要問她為什麽這麽豁達?她肯定會嘲笑發問的人。

這不是豁達,這是放棄。

張起靈這樣的人被無數個謎團陰謀堆積起來形成了現在的他,想要抽絲剝繭看到其中的真相,是一個幾乎不可能的任務。張家綿延數百年乃至千年,她自認沒有那個本事能把張家的陰私給看的清清楚楚,連帶著張起靈,她看了這麽多年,最終也只看清了他對自己的那一點。

他背負了什麽、經歷了什麽、心裏想的什麽、打算的什麽,她從不敢說自己看清過。她能做的,除了信任就是放棄——信任張起靈待她的心,放棄她自己的好奇。

這麽說來自己對他可真是真愛。沈姬把自己逗笑了,然後就見前面的張起靈回頭來看了他一眼,一副“怎麽了”的表情。她擺擺手表示沒事,到底沒好意思說自己在心裏給他告白呢,場合不合適。

眼下霍仙姑的人已經將山體那條縫隙擴寬挖深成一條隧道,通往一個溶洞一般的空洞。那洞另一邊的洞壁上密密麻麻全是一個個的小入口,就像是一個巨大的蜂巢。吳邪當初就是把張起靈和胖子從這兒硬拖出去的,只可惜在場的兩個當事人那時候人事不省啥都不知道,他們也只好散開了一個一個找,所幸人手足夠。

張起靈對張家古樓印象不深,但霍仙姑研究了那圖紙不知道幾十年,因此很確信這兒還不到古樓的自保機關範圍之內。古樓深埋在山體裏,這在當年本就已經是一個了不得的防盜手段了——沒什麽盜墓賊能單槍匹馬挖山的,愚公也不行。再加上照古樓的重要性來看,這機關殺傷力肯定十分高,要盡可能一擊斃命,因此很可能是什麽致命性的連鎖機關,但這種機關不可能大面積鋪設,尤其是在山體裏。雖然話是這麽說,但必要的保險還是要做的,因此兩人一組,帶齊裝備和通訊工具,大部隊漸漸散開,分頭進入了這些大小不等的坑洞裏探路。

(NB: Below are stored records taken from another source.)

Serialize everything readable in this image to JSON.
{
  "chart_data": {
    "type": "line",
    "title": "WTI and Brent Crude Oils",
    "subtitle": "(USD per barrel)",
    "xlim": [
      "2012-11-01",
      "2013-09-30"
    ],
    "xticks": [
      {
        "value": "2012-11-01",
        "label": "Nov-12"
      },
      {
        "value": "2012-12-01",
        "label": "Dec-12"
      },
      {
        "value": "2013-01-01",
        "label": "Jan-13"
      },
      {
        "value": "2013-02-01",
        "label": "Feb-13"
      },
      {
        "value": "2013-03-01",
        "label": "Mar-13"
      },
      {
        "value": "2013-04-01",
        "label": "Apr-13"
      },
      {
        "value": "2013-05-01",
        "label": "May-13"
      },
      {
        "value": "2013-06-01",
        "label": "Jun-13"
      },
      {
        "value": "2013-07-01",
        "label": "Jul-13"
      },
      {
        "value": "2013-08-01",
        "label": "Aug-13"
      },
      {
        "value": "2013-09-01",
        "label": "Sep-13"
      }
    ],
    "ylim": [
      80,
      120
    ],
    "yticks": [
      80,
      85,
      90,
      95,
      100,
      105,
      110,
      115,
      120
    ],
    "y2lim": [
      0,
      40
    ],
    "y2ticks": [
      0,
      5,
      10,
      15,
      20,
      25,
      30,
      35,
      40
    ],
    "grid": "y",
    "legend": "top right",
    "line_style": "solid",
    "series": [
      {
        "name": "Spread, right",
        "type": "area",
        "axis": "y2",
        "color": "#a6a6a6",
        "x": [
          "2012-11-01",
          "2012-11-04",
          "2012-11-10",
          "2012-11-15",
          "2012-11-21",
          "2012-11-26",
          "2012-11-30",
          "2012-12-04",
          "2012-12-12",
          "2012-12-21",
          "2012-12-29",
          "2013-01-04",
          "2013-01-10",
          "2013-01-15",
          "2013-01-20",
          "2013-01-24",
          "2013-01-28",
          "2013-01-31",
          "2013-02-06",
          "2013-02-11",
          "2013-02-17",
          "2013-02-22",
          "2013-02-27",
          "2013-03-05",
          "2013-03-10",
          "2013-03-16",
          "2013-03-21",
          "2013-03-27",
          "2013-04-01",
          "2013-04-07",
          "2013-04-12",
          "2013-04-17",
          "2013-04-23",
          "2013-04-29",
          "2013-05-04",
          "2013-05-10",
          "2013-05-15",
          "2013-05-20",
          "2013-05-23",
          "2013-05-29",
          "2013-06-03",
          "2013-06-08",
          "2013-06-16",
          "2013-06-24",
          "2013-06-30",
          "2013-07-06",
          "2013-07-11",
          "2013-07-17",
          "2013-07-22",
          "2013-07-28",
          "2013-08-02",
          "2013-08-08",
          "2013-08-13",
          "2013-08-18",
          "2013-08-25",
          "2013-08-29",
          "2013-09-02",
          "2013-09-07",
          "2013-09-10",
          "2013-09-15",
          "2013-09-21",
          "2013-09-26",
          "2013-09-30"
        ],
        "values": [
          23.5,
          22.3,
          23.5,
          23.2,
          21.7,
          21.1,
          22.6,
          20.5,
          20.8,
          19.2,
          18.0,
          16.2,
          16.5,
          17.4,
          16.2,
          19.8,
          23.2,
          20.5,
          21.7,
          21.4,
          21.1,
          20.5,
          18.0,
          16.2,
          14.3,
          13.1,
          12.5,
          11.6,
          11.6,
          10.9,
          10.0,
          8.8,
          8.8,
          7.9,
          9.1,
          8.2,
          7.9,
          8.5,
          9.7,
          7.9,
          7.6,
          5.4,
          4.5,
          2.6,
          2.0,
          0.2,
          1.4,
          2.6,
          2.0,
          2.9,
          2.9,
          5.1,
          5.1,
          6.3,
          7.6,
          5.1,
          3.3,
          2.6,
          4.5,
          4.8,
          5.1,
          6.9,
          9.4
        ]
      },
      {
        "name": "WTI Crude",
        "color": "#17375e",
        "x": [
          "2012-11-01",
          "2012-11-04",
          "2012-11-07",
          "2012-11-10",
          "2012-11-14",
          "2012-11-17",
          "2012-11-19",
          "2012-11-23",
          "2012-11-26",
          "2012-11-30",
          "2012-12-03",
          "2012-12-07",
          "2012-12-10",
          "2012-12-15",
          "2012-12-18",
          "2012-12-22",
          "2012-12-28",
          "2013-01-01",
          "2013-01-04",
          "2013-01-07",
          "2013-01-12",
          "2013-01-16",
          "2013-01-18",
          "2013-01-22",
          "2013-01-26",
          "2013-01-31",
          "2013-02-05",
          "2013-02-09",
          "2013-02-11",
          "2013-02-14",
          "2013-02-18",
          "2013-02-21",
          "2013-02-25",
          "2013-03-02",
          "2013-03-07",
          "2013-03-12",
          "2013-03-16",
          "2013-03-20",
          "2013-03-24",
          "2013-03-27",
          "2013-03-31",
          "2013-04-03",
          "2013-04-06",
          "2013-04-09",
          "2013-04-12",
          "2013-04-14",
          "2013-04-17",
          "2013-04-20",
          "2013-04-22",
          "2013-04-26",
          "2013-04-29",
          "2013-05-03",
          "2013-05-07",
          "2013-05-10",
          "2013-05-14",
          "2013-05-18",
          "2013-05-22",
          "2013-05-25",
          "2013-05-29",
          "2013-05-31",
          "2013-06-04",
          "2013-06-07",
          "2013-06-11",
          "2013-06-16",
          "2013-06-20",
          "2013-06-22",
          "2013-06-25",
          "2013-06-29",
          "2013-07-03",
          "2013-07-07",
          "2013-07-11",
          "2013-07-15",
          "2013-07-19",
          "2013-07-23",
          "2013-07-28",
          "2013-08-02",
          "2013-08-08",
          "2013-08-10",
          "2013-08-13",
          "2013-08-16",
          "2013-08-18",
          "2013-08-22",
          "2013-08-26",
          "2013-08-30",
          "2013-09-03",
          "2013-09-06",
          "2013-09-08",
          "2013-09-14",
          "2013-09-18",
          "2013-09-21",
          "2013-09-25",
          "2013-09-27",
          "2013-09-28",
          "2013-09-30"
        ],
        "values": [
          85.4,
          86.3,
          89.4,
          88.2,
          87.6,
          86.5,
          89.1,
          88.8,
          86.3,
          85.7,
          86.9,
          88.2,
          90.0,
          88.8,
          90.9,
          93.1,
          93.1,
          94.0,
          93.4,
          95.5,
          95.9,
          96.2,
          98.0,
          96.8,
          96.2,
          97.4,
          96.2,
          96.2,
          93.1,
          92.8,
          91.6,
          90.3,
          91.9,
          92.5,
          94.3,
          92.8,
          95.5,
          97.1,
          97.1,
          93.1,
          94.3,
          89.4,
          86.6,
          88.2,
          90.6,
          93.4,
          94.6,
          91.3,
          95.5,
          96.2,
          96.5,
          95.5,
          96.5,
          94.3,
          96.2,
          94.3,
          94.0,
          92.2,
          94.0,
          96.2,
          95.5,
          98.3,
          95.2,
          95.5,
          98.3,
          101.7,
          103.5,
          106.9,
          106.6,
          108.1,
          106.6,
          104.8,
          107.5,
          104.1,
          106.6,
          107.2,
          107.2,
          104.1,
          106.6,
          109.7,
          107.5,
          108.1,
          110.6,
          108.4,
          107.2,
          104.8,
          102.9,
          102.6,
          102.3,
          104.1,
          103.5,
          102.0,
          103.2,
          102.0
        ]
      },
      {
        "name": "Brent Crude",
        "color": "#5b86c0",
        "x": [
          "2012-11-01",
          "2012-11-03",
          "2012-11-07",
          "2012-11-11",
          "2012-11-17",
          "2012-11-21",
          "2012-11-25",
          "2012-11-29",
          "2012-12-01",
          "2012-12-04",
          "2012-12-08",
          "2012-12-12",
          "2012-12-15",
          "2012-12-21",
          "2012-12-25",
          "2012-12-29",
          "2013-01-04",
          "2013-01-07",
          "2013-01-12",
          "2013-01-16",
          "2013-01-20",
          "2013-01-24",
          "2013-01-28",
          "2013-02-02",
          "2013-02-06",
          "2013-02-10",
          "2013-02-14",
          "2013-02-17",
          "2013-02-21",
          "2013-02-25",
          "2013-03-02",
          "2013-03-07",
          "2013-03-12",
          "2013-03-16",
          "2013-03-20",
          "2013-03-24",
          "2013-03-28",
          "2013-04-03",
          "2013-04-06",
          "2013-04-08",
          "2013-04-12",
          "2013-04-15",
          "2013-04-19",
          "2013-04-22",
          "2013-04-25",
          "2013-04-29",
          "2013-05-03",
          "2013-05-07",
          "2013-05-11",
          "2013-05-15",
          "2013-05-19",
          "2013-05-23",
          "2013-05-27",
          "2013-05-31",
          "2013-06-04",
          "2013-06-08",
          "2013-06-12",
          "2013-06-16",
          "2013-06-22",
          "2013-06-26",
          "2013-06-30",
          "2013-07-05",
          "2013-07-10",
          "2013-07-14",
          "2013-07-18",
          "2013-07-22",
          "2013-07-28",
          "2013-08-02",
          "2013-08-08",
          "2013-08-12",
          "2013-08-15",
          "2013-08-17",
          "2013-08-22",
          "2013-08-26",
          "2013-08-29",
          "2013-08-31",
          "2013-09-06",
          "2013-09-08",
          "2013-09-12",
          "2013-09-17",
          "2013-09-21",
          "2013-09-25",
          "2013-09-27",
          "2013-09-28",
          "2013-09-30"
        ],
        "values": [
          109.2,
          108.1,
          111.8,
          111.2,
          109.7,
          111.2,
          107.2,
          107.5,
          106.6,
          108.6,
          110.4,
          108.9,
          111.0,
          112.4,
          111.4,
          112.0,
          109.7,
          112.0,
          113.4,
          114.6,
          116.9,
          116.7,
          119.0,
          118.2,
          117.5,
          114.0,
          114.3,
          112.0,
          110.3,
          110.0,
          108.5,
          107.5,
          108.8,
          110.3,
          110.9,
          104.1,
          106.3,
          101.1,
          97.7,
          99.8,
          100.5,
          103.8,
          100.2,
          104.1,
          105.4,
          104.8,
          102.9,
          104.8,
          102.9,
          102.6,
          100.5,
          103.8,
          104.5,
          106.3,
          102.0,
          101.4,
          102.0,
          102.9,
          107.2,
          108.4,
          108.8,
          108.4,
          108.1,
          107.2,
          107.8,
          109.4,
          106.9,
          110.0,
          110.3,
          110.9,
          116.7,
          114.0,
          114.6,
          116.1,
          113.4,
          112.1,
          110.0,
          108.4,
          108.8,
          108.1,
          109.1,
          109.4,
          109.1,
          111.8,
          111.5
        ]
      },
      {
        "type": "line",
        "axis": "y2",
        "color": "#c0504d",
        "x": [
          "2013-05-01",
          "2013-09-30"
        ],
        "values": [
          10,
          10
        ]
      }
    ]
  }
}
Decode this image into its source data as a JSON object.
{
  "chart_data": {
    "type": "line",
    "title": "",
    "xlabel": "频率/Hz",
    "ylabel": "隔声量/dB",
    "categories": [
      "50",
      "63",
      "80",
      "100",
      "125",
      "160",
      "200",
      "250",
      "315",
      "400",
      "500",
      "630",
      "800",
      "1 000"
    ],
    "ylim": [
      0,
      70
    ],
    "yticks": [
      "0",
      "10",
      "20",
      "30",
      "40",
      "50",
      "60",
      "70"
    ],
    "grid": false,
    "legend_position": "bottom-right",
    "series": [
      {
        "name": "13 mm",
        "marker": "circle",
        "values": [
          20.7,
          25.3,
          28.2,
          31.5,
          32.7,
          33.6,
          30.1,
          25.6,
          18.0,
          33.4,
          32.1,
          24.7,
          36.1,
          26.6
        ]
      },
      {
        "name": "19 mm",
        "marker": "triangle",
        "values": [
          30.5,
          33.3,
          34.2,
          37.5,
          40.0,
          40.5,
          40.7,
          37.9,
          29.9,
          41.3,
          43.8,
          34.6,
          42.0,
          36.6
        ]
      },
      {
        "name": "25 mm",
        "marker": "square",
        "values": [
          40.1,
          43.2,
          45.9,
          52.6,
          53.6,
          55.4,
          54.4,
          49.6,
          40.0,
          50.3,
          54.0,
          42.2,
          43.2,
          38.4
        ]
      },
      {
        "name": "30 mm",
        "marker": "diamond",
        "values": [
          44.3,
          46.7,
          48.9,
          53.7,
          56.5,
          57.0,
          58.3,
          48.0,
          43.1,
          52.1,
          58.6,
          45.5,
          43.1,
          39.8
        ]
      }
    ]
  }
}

沈姬和張起靈一前一後地爬著。這洞太矮,只能手腳並用的匍匐前進。沈姬有段日子沒這麽費勁兒了,此時有些氣喘。張起靈看了看洞頂的高度,正在緩慢變矮,他便示意沈姬在這等著,他一個人去前面看看。前面大約是死路,但總十看過才安心,不讓沈姬跟著一是看她也累了,二是萬一出什麽事,兩個人一前一後跑都來不及,不如他一個人去還方便些。

沈姬知道張起靈獨來獨往的原因,因此也不強求,就點點頭半坐半躺平覆呼吸。張起靈那邊繼續向下探,不一會就回來了搖搖頭示意的確是條死路,二人再緩慢退出去。這樣的探路已經進行了一段時間了,無一例外都沒什麽線索,不過有些洞的墻壁細看下去發黑的墨綠色,張起靈說那是玉脈,裏面搞不好就呆著那些密洛陀。

對這種長的奇怪還會腐蝕玉脈的生物沈姬沒什麽好感,因此探路時也提了不少心起來。但還不等他們休息好繼續下一個,仍舊在巖壁上工作的隊伍傳回來了好消息。

——還就是胖子找到的。

“嘿!都過來!”他以和他體型完全不符的敏捷度吊在崖壁上招呼著,沈姬望了一眼張起靈遍跟著他站起來趕了過去。那洞大小適中,一開始人只能跪爬著進去,到後來洞頂越來越高,最後已經可以直立行走,形成了一個通道。通道的質地看著還是那種滲人的黑墨綠色,但霍仙姑的手下用水把所有的墻壁都洗了一遍,暫且還沒看到密洛陀的影子,因此一行人商量了一下,向外面傳了話之後,張起靈打頭,沈姬中間,胖子在後,還跟著一些夥計,一行人開始向前行進。

通道一開始還有些不規整,像是誰隨意開出來的,但到後來,雖然仍舊只是山體中的一個通道,但已經明顯有了人工打磨規整的痕跡。夥計裏一個領頭的拿著圖紙——霍仙姑從樣式雷的圖紙裏覆刻下來的——對了好久,久到張起靈都開始拉著臉像是要搶來圖紙自己看了為止,他才說就是這個方向,繼續走。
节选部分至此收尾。